Der digitale Arbeitsplatz erleichtert uns den Büroalltag, aber hat die Automatisierung auch ihren Preis?

Wir haben uns an rationalisierte Prozesse, die Automatisierung sich wiederholender Aufgaben und einfachere Kommunikationsmöglichkeiten gewöhnt. Doch es wächst die Sorge, dass die immer leistungsfähigeren Maschinen, die wir tagtäglich benutzen, den Todesstoß für den Büroangestellten bedeuten könnten.
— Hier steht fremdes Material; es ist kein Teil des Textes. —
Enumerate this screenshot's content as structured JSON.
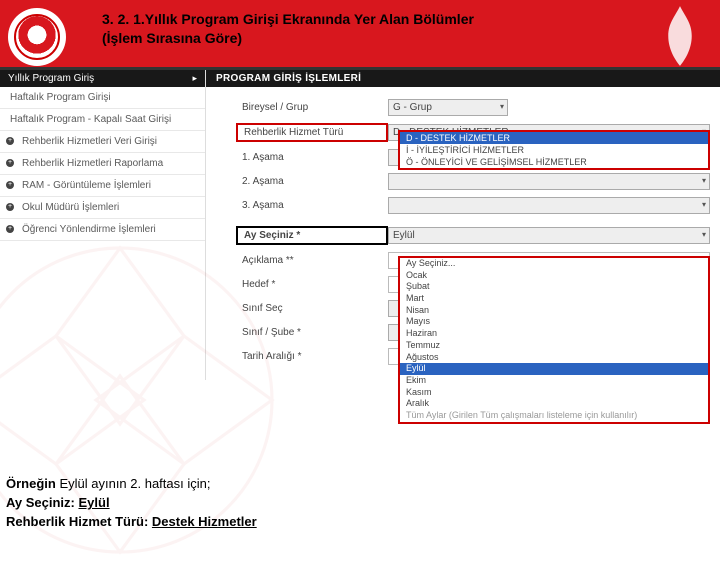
{
  "header": {
    "title_line1": "3. 2. 1.Yıllık  Program  Girişi  Ekranında  Yer  Alan  Bölümler",
    "title_line2": "(İşlem  Sırasına  Göre)"
  },
  "sidebar": {
    "top": "Yıllık Program Giriş",
    "items": [
      "Haftalık Program Girişi",
      "Haftalık Program - Kapalı Saat Girişi",
      "Rehberlik Hizmetleri Veri Girişi",
      "Rehberlik Hizmetleri Raporlama",
      "RAM - Görüntüleme İşlemleri",
      "Okul Müdürü İşlemleri",
      "Öğrenci Yönlendirme İşlemleri"
    ]
  },
  "main": {
    "header": "PROGRAM GİRİŞ İŞLEMLERİ",
    "rows": {
      "bireysel_grup": {
        "label": "Bireysel / Grup",
        "value": "G - Grup"
      },
      "rht": {
        "label": "Rehberlik Hizmet Türü",
        "value": "D - DESTEK HİZMETLER"
      },
      "asama1": "1. Aşama",
      "asama2": "2. Aşama",
      "asama3": "3. Aşama",
      "ay": {
        "label": "Ay Seçiniz *",
        "value": "Eylül"
      },
      "aciklama": "Açıklama **",
      "hedef": "Hedef *",
      "sinif_sec": "Sınıf Seç",
      "sinif_sube": "Sınıf / Şube *",
      "tarih": "Tarih Aralığı *"
    },
    "rht_dropdown": [
      {
        "text": "D - DESTEK HİZMETLER",
        "sel": true
      },
      {
        "text": "İ - İYİLEŞTİRİCİ HİZMETLER",
        "sel": false
      },
      {
        "text": "Ö - ÖNLEYİCİ VE GELİŞİMSEL HİZMETLER",
        "sel": false
      }
    ],
    "ay_dropdown": [
      {
        "text": "Ay Seçiniz...",
        "sel": false
      },
      {
        "text": "Ocak",
        "sel": false
      },
      {
        "text": "Şubat",
        "sel": false
      },
      {
        "text": "Mart",
        "sel": false
      },
      {
        "text": "Nisan",
        "sel": false
      },
      {
        "text": "Mayıs",
        "sel": false
      },
      {
        "text": "Haziran",
        "sel": false
      },
      {
        "text": "Temmuz",
        "sel": false
      },
      {
        "text": "Ağustos",
        "sel": false
      },
      {
        "text": "Eylül",
        "sel": true
      },
      {
        "text": "Ekim",
        "sel": false
      },
      {
        "text": "Kasım",
        "sel": false
      },
      {
        "text": "Aralık",
        "sel": false
      },
      {
        "text": "Tüm Aylar (Girilen Tüm çalışmaları listeleme için kullanılır)",
        "sel": false
      }
    ]
  },
  "footer": {
    "l1a": "Örneğin ",
    "l1b": "Eylül ayının 2. haftası için;",
    "l2a": "Ay Seçiniz: ",
    "l2b": "Eylül",
    "l3a": "Rehberlik Hizmet Türü: ",
    "l3b": "Destek Hizmetler"
  }
}
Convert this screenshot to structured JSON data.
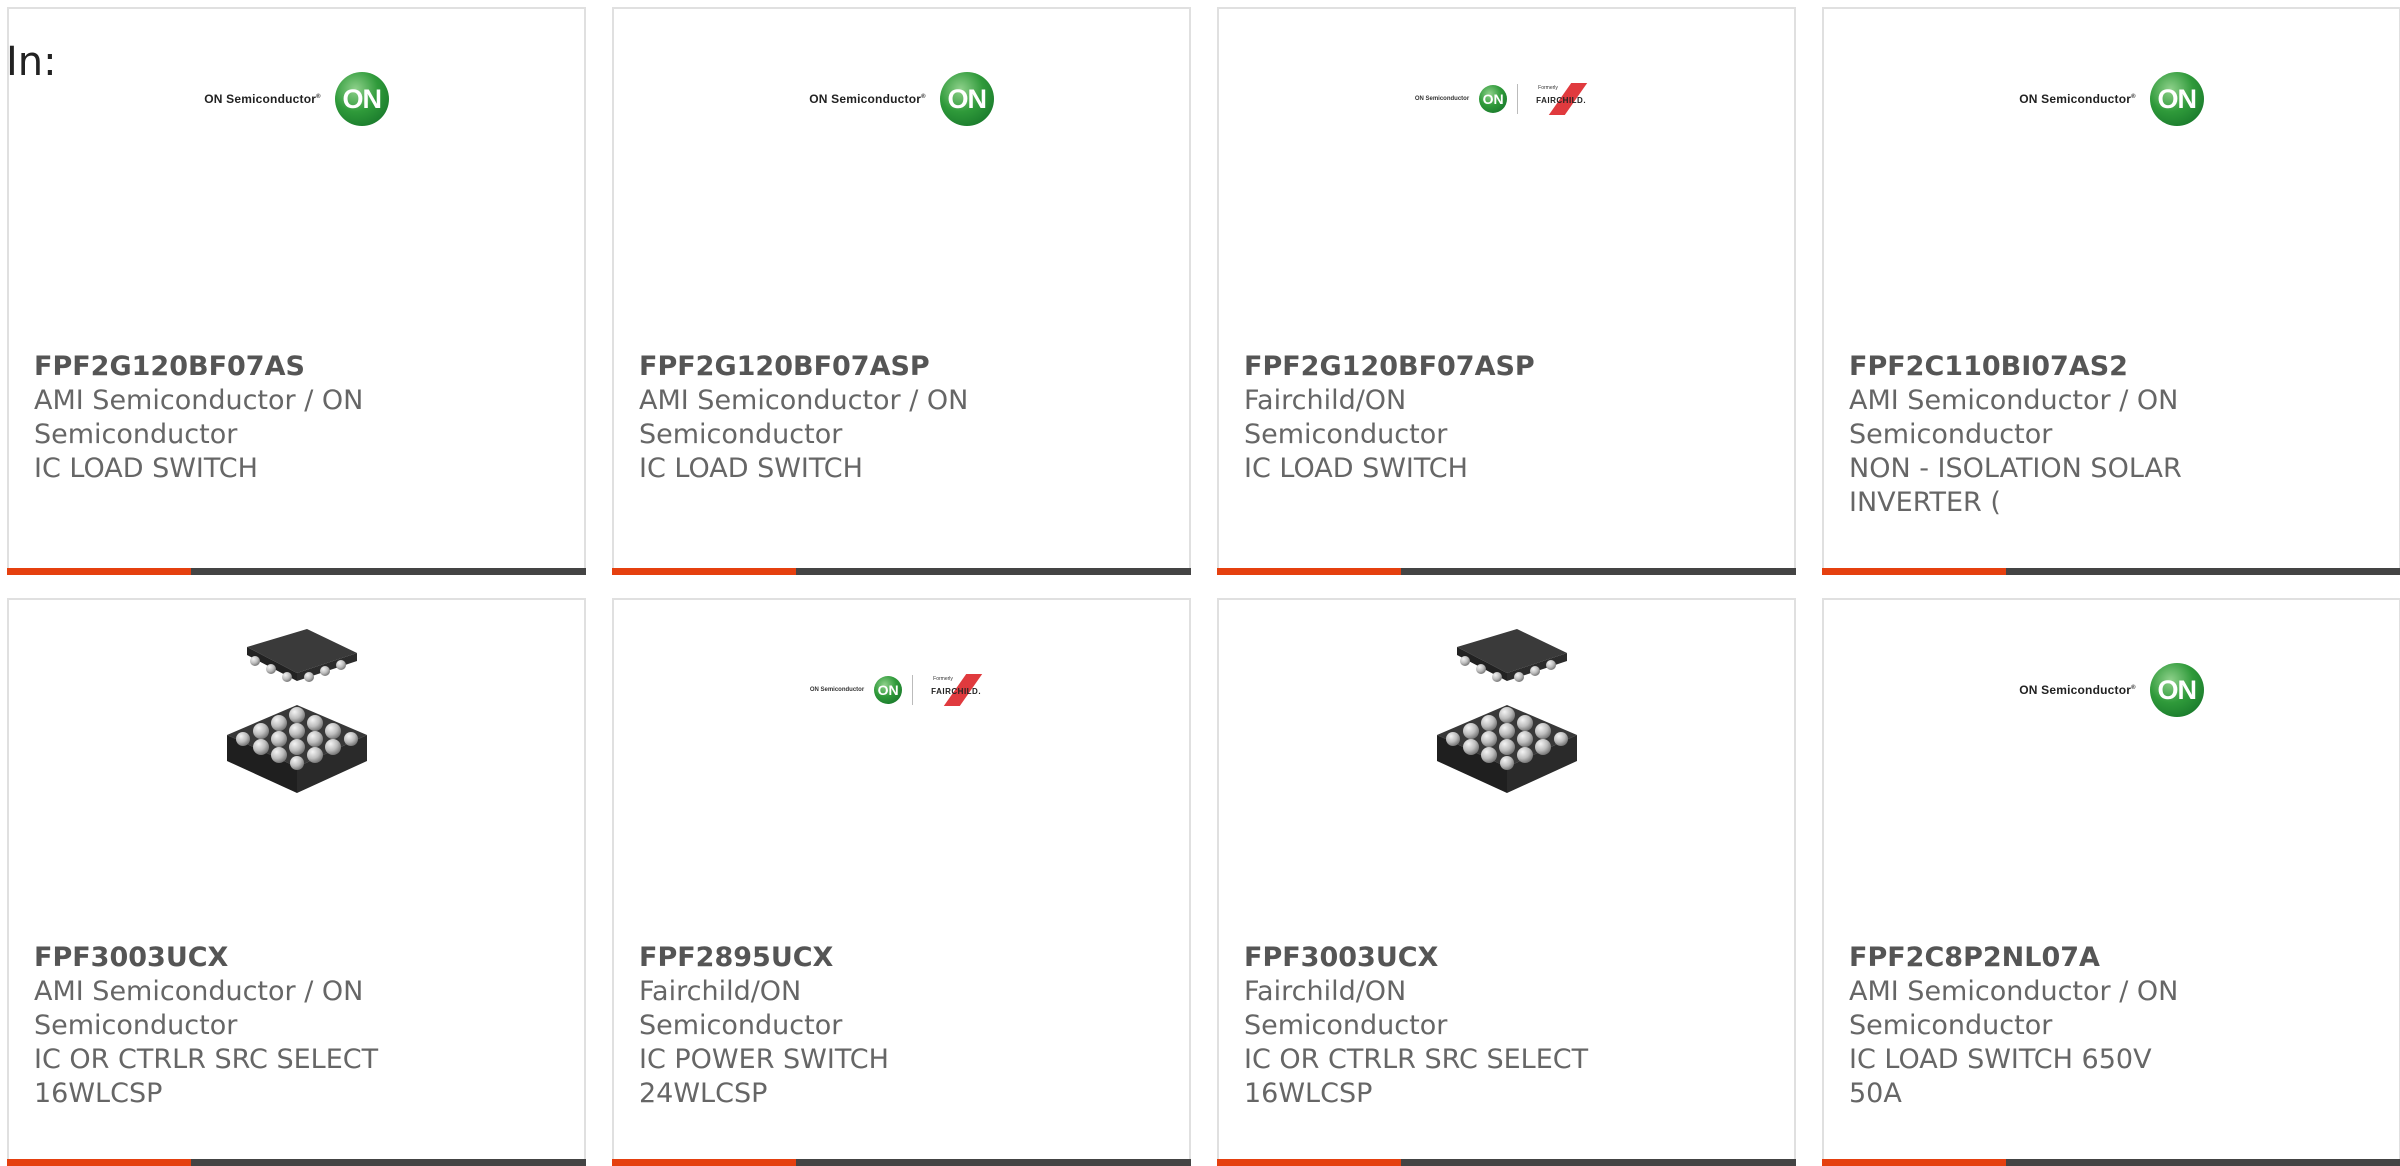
{
  "filter_label": "In:",
  "colors": {
    "accent_bar": "#e5400f",
    "bar": "#444444",
    "on_green": "#2f9a3a",
    "fairchild_red": "#e03a3e"
  },
  "logos": {
    "on_text": "ON Semiconductor",
    "on_mark": "ON",
    "fairchild_formerly": "Formerly",
    "fairchild_name": "FAIRCHILD."
  },
  "products": [
    {
      "image": "on-semiconductor-logo",
      "part_number": "FPF2G120BF07AS",
      "manufacturer": "AMI Semiconductor / ON Semiconductor",
      "description": "IC LOAD SWITCH"
    },
    {
      "image": "on-semiconductor-logo",
      "part_number": "FPF2G120BF07ASP",
      "manufacturer": "AMI Semiconductor / ON Semiconductor",
      "description": "IC LOAD SWITCH"
    },
    {
      "image": "on-fairchild-logo",
      "part_number": "FPF2G120BF07ASP",
      "manufacturer": "Fairchild/ON Semiconductor",
      "description": "IC LOAD SWITCH"
    },
    {
      "image": "on-semiconductor-logo",
      "part_number": "FPF2C110BI07AS2",
      "manufacturer": "AMI Semiconductor / ON Semiconductor",
      "description": "NON - ISOLATION SOLAR INVERTER ("
    },
    {
      "image": "wlcsp-chip",
      "part_number": "FPF3003UCX",
      "manufacturer": "AMI Semiconductor / ON Semiconductor",
      "description": "IC OR CTRLR SRC SELECT 16WLCSP"
    },
    {
      "image": "on-fairchild-logo",
      "part_number": "FPF2895UCX",
      "manufacturer": "Fairchild/ON Semiconductor",
      "description": "IC POWER SWITCH 24WLCSP"
    },
    {
      "image": "wlcsp-chip",
      "part_number": "FPF3003UCX",
      "manufacturer": "Fairchild/ON Semiconductor",
      "description": "IC OR CTRLR SRC SELECT 16WLCSP"
    },
    {
      "image": "on-semiconductor-logo",
      "part_number": "FPF2C8P2NL07A",
      "manufacturer": "AMI Semiconductor / ON Semiconductor",
      "description": "IC LOAD SWITCH 650V 50A"
    }
  ]
}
Im Zuge der Entwicklung der Arbeitswelt gab es Befürchtungen, dass die Automatisierung die Industrie zerstören und unzählige Arbeitnehmer auf der Suche nach schnelleren, billigeren und unkomplizierteren Methoden aus ihren Jobs verdrängen könnte. Während die Debatte Mensch gegen Maschine wiedergekäut wurde, hat der digitale Wandel unsere Arbeitsplätze erobert und schleicht sich langsam in unseren Arbeitsalltag ein.
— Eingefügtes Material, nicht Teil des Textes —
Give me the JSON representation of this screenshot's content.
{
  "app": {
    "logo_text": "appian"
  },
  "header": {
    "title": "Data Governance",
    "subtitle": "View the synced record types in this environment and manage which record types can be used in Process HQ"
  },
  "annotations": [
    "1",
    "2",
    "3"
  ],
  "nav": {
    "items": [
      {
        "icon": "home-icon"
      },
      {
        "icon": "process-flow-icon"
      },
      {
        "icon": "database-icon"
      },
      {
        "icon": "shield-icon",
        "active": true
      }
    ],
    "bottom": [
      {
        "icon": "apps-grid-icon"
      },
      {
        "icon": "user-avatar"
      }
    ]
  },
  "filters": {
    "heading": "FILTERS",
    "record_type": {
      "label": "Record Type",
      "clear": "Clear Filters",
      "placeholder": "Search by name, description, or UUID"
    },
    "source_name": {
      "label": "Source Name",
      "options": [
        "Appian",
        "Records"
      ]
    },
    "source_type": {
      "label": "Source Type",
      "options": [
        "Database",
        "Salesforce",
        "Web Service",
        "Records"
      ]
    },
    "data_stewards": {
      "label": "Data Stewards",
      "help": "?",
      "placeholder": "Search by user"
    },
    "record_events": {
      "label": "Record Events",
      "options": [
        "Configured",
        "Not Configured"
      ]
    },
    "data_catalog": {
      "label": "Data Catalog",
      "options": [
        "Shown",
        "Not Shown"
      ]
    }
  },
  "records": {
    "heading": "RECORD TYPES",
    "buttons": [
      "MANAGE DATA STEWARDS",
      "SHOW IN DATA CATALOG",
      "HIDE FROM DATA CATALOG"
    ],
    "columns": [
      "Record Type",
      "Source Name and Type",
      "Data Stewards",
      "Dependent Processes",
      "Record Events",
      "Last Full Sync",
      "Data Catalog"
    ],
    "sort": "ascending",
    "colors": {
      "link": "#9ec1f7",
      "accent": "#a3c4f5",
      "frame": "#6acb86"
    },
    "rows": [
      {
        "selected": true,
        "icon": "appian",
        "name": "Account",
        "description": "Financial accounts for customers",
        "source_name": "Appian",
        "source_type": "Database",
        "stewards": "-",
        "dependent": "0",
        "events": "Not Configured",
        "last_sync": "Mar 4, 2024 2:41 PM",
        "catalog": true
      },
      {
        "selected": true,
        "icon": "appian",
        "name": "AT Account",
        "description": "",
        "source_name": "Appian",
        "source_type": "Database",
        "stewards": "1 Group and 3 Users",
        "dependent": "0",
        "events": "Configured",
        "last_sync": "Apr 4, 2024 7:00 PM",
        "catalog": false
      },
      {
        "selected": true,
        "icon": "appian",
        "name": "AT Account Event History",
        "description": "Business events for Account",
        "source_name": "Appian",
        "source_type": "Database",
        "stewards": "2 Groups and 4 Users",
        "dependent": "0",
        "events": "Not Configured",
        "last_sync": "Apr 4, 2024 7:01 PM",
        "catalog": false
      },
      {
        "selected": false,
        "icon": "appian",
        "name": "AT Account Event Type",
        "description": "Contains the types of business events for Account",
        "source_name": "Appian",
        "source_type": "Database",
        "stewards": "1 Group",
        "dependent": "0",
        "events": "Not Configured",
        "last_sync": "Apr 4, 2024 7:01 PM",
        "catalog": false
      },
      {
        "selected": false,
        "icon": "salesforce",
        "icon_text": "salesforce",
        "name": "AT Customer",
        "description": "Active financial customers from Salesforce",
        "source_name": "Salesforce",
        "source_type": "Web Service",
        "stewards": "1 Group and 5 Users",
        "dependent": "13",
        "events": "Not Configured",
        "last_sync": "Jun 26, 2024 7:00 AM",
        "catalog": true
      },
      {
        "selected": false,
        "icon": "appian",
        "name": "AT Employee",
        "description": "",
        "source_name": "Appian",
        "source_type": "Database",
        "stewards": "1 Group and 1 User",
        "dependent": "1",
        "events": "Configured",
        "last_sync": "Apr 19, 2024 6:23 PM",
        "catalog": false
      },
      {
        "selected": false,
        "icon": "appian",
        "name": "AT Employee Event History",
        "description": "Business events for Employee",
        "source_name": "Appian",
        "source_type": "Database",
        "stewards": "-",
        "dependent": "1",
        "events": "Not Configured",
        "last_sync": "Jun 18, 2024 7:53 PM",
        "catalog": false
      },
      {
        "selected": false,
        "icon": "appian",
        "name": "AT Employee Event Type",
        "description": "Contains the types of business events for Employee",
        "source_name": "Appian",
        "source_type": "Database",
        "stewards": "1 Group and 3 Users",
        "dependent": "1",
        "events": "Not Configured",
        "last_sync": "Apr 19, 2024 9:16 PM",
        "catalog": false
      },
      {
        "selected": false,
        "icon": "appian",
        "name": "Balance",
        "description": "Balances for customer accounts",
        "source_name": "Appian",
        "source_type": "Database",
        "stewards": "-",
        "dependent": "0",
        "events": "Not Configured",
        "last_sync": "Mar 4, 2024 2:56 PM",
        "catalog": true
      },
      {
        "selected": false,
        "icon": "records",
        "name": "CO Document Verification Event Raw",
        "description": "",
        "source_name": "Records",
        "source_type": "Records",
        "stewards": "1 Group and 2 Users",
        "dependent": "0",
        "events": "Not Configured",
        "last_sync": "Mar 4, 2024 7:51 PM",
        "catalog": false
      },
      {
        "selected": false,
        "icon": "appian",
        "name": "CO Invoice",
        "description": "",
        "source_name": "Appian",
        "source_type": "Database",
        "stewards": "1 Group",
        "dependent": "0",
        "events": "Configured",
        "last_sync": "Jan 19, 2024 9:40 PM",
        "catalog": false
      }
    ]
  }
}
Eine Abkürzung zu finden, ist oberflächlich betrachtet großartig. Wir können uns wiederholende Aufgaben umgehen, das Durchforsten von Aktenordnern überspringen und mit Kollegen überall auf der Welt in Kontakt treten. Der digitale Arbeitsplatz ist eine wesentliche Entwicklung in Büros auf der ganzen Welt.

Aber zu welchem Preis?

Schaffen Roboter, künstliche Intelligenz und die Digitalisierung langsam unsere Arbeitsplätze ab? Könnten wir alle Opfer einer Machtübernahme werden? Werden wir bald mit einer arbeitslosen Wirtschaft konfrontiert sein?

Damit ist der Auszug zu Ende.